Чутье говорило нам, что мы напали на что-то очень важное. Уж больно этот немец не помещался в подвальной каморке.

— Имя! — требовал Ванюша. — Документ!

А мне пришло в голову, что смелость хозяина дома не врачебная, а какая-то другая. И поступить с ним надо так, как с этим немцем. Однако времени, чтобы все это сообразить, оставалось слишком мало. А мысль была страшной.

Напряженное внимание в глазах немки и немца вдруг показалось мне лукавым. Будто своим профессиональным чутьем они в какой-то момент оценили нас с Ванюшей и уловили, что мы не решимся на то, чем угрожаем. Ощущение было обжигающим. Мешая мне, Ванюша наклонился к стулу, который стоял рядом с кроватью. А когда отклонился, в глазах немки и немца опять был тот же неживой электрический блеск.

На сиденье стула лежали сигареты и зажигалка. На спинке висел пиджак. Сигареты и зажигалку Ванюша отдал мне: «Возьми!» — а сам потянулся за пиджаком.

— Документ!

Однако немец с неожиданной решимостью ухватился за пиджак. Несколько мгновений длилась борьба. Она мне казалась нелепой. Дело не в документе, а в том, на что решимся. Ванюша боролся с немцем, а я стоял с пистолетом и прислушивался к накоплению решимости. Сейчас Ванюша отклонится…

Но тут застучали по лестнице шаги, и Яшка Зотов крикнул:

— Патрульная машина! Американцы!

Когда подбежали к выходу, прожектор освещал его в упор. Затем свет сместился. Патрульную машину от дома отделял поворот аллеи. Щекой ощущая ослепляющее, раздевающее давление света, я пробежал клубящееся открытое пространство. За домом нырнул в алюминиевую темноту и ориентировался по чьему-то топоту и дыханию. Бежали в глубину кустов, я невольно отклонял лицо, но ни одна ветка не задевала меня.

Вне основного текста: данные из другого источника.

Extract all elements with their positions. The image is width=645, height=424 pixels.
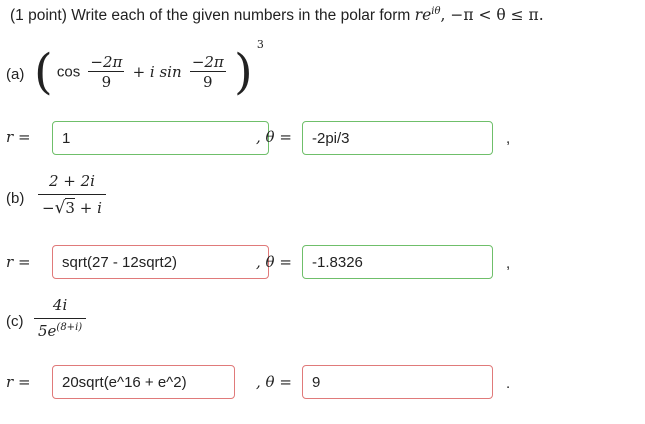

Тот, кого я все время догонял, вдруг опустился на землю…

— Не могу! Все!

Это был Яшка Зотов. Он дышал со свистом. Сердцу не хватало места в груди, и мне тоже казалось, что бежим невыносимо долго. Но только теперь прожекторная слепота вдруг рассосалась и я стал видеть.

Вернулись убежавшие вперед Ванюша и Николай.

— Сил нет? — спросил Ванюша. — Ну, ничего. Пересидим здесь. Они нас дальше искать будут.

Он опустился на землю, и мы стали всматриваться туда, где сквозь ветки кустов и деревьев светился всеми окнами дом и медленно двигался ищущий свет автомобильных фар. Я помнил, как он высветил всего меня, как клубился далеко впереди, как пригибались впереди спины Ванюши и Яшки Зотова. Я тоже гнулся, потому что чувствовал себя на линии чьего-то взгляда.

Они не могли нас не видеть, потому что не могли не смотреть туда, куда были направлены фары их машины. Так почему же ни крика, ни выстрела?

— Наверно, успел позвонить, — сказал Николай. Его не оставляла веселость, которую я заметил в нем еще в доме.